Mar 24, 2022 - Sale 2598

Sale 2598 - Lot 258

Price Realized: $ 40,000
?Final Price Realized includes Buyer’s Premium added to Hammer Price
Estimate: $ 4,000 - $ 6,000
(ENTERTAINMENT--MUSIC.) Scott Joplin. Treemonisha: Opera in Three Acts. 230 pages. Large 4to, original cloth-backed printed wrappers, moderate wear and soiling; minimal dampstaining in margins, a bit musty; gift inscription on inner wrapper "To Etta Moten from Mrs. Scott Joplin, June 18, 1939." New York: Scott Joplin, [1911]

Additional Details

An ambitious and long-forgotten composition by one of America's first great Black composers. An opera set on a post-Reconstruction Arkansas plantation, it incorporates ballet, arias, and other classical forms in addition to the ragtime which Joplin was best known for. It tells the story of a young woman struggling to free her community from ignorance and superstition.

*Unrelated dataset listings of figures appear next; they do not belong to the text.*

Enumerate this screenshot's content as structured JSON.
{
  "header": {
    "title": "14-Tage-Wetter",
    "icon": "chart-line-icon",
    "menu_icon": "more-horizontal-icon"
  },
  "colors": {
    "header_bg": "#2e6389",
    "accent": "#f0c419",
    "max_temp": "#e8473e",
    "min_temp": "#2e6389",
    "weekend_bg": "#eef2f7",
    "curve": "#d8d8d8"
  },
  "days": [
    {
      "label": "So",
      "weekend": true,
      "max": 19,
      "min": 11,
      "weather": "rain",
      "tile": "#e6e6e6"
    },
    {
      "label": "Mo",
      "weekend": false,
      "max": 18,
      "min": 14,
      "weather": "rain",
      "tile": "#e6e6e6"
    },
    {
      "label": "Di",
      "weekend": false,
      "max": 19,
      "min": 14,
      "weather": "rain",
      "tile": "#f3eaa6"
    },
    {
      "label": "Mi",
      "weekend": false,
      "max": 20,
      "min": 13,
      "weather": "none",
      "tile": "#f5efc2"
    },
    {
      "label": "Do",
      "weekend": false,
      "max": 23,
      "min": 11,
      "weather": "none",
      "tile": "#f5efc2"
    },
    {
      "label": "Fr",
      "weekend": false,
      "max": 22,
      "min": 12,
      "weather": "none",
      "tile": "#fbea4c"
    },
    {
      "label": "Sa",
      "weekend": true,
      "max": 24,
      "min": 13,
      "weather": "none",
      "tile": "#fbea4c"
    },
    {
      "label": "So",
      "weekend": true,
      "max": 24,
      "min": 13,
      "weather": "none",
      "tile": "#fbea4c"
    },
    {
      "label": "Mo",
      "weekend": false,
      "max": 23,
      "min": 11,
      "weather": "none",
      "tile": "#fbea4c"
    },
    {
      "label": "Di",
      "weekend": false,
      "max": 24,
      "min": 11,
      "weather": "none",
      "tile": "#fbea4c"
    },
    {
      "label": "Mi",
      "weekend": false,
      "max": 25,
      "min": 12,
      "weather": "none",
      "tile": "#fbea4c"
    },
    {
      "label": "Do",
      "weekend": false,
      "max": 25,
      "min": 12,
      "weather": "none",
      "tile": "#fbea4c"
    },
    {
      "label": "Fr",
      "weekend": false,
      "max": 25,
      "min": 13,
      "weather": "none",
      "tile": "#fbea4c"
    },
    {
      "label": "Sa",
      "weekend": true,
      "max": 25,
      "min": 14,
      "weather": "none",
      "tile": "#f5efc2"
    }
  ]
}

Joplin self-published this score in 1911, but was never able to mount a full production, just a disastrous 1915 read-through, and a performance of one ballet by a school group. With his death in 1917, the work fell into near-total obscurity. During a ragtime revival in the 1970s, the score was rediscovered. The first full performance was not until 1972, long after Joplin's death; modern dance master Katherine Dunham was the director. It has been staged several times since, to glowing reviews.

This copy was a personal gift from Joplin's widow Lottie Stokes Joplin (circa 1875-1953), who remained in New York after his death. It was given to Etta Moten Barnett (1901-2004), an established singer and actress who had performed at the White House.

Only one other copy of this original score has been traced at auction, which sold at Swann on 15 February 2001, lot 290.